If you'll notice, all these projects are what you would find in a typical computer science class.  As I've explained in other blog posts, one's foundation has to be strong.  IMHO, this is the difference between being a programmer or developer, and being an engineer (or scientist).

Having a good handle on some of the more "exotic" data structures could be useful.  Trie's have some interesting properties (and a modified version called a hash array mapped trie is what powers clojure's map type).   Red Black trees are used in linux's fair scheduler, and are useful wherever it is desirable to have balanced trees.  I started implementing an RB tree in C++ to help me learn C++11, but I'm going to do this in either julia or clojure instead.  I might even attempt a B+ tree, though the little I have looked at them, they look quite complicated.

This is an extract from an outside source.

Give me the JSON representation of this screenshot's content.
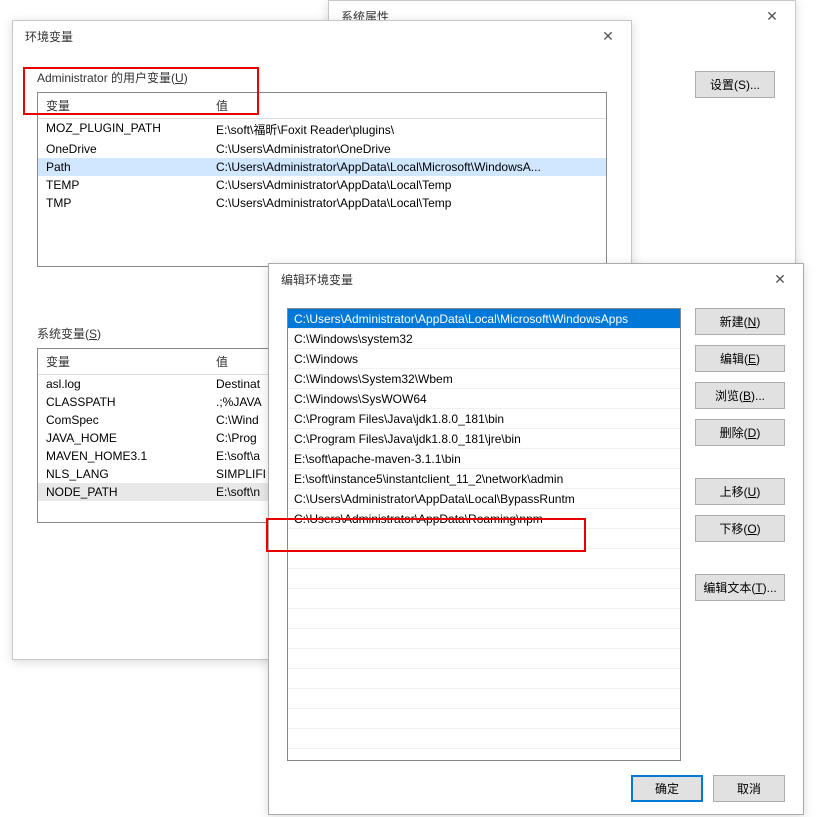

I could use some of the data structure knowledge to help with filesystems.  Lately, I've been getting interested in Big Data.  Not just the analytics, which is cool in itself, but in the implementation of Big Data.  For example, you have to store all that data somewhere.  One of the few places in the linux kernel with complicated data structures is in the file system.  Lately, there's been a lot of interest in software defined storage systems.  It isn't just computers that are getting virtualized....you have VLAN's and software storage too.  Distributed software based file systems like HDFS, Glusterfs and Ceph have been gaining a lot of interest.  It would be interesting to see what it would take to build a file system.

While filesystems can enable Big Data, the other side of course is in analyzing that data.  One of the first things that got me into Computer Science was artificial intelligence.  It's one of the few fields that is math heavy (other than 3d programming or scientific computing) and that alone makes it interesting.  Everything in AI from support vector machines, decision trees, bayesian classification, markov models, neural networks and genetic programming is fascinating.  Given that julia was tailor made for scientific computing, I think it would be very interesting to convert the code samples in Machine Learning in Action book from python to julia.

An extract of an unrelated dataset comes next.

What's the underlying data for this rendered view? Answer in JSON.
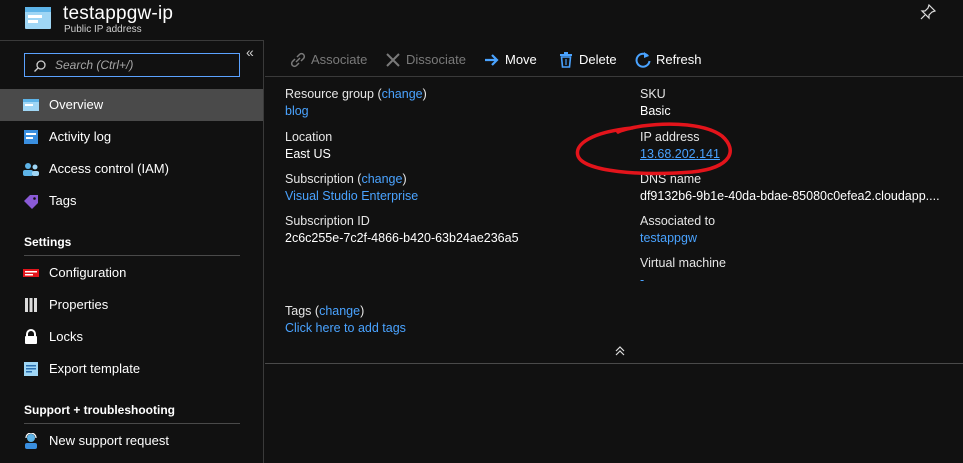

Somewhat related to data structures and filesystems are graph databases.  A graph can simulate any other data type (though not with the same runtime or space complexity), from arrays to hashes to trees.  Ironically, they are better at modeling many kinds of relationships than traditional SQL databases, and much better than document DB's like couchdb or mongodb.  Graph databases would require a filesystem (for persistence), a hypergraph data structure, algorithms to walk the nodes (graph theory), and a strategy for ACID.

Messaging frameworks are a necessary component of any medium sized or above complexity project.  They are replacing more traditional RPC style communication styles due to their ability to be asynchronous and to do interesting things like pubsub or fanout communication.  With the proliferation of virtual machines and even virtual storage, data has to be shuttled across networks more than ever.  At first glance this doesn't seem very Comp. Sci related, but the key is in the implementation.   Using coroutines and asynchronous IO is the key to this problem.

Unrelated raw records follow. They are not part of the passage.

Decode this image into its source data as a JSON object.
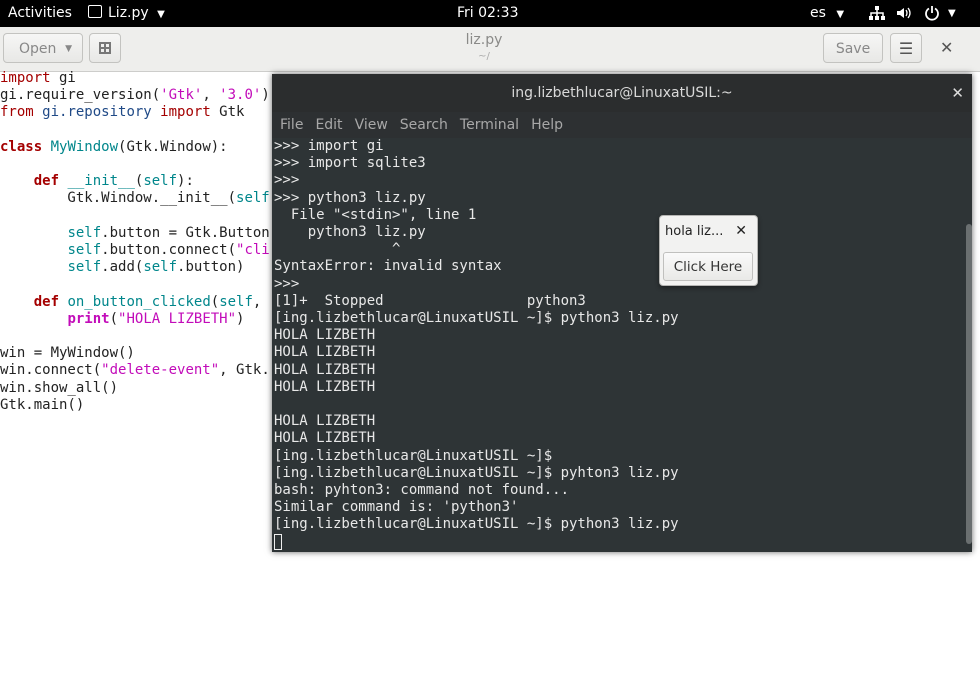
{
  "topbar": {
    "activities": "Activities",
    "app_menu": "Liz.py",
    "clock": "Fri 02:33",
    "language": "es"
  },
  "editor": {
    "open_label": "Open",
    "title": "liz.py",
    "subtitle": "~/",
    "save_label": "Save",
    "code_lines": [
      "import gi",
      "gi.require_version('Gtk', '3.0')",
      "from gi.repository import Gtk",
      "",
      "class MyWindow(Gtk.Window):",
      "",
      "    def __init__(self):",
      "        Gtk.Window.__init__(self",
      "",
      "        self.button = Gtk.Button",
      "        self.button.connect(\"cli",
      "        self.add(self.button)",
      "",
      "    def on_button_clicked(self,",
      "        print(\"HOLA LIZBETH\")",
      "",
      "win = MyWindow()",
      "win.connect(\"delete-event\", Gtk.",
      "win.show_all()",
      "Gtk.main()"
    ]
  },
  "terminal": {
    "title": "ing.lizbethlucar@LinuxatUSIL:~",
    "menu": [
      "File",
      "Edit",
      "View",
      "Search",
      "Terminal",
      "Help"
    ],
    "lines": [
      ">>> import gi",
      ">>> import sqlite3",
      ">>>",
      ">>> python3 liz.py",
      "  File \"<stdin>\", line 1",
      "    python3 liz.py",
      "              ^",
      "SyntaxError: invalid syntax",
      ">>>",
      "[1]+  Stopped                 python3",
      "[ing.lizbethlucar@LinuxatUSIL ~]$ python3 liz.py",
      "HOLA LIZBETH",
      "HOLA LIZBETH",
      "HOLA LIZBETH",
      "HOLA LIZBETH",
      "",
      "HOLA LIZBETH",
      "HOLA LIZBETH",
      "[ing.lizbethlucar@LinuxatUSIL ~]$",
      "[ing.lizbethlucar@LinuxatUSIL ~]$ pyhton3 liz.py",
      "bash: pyhton3: command not found...",
      "Similar command is: 'python3'",
      "[ing.lizbethlucar@LinuxatUSIL ~]$ python3 liz.py"
    ]
  },
  "popup": {
    "title": "hola liz...",
    "button_label": "Click Here"
  }
}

The parser combinator may seem like an odd choice, but think about what is required to build or design one.  It requires understanding lexing, scanning, and therefore building DFA's.  There's also the aspect of how to make this functional in design, so that you can chain them together to use it as a recursive descent parser.  Writing a parser combinator will to a large degree be a stepping stone to writing my own language.

So why will I try to implement almost everything in either julia or clojure?  Clojure is starting to gain momentum with other companies and while I think most Java developers would rather graduate to Scala since it's a little more familiar, I think clojure will find its own niche.  For example, Puppet Labs recently ported some of their technology to clojure from ruby.  There's also a project at Red Hat called Immutant which allows you to write cloud apps in clojure.  And jclouds supports not only java as a first class citizen, but clojure too for your open cloud needs.  Julia is a very intriguing language with a lot of potential that I will shortly write a blog on.  The devs actually recommend learning julia by looking at the source code for julia itself.  This may also give me some insight into how LLVM works, since julia uses LLVM as a jit compiler.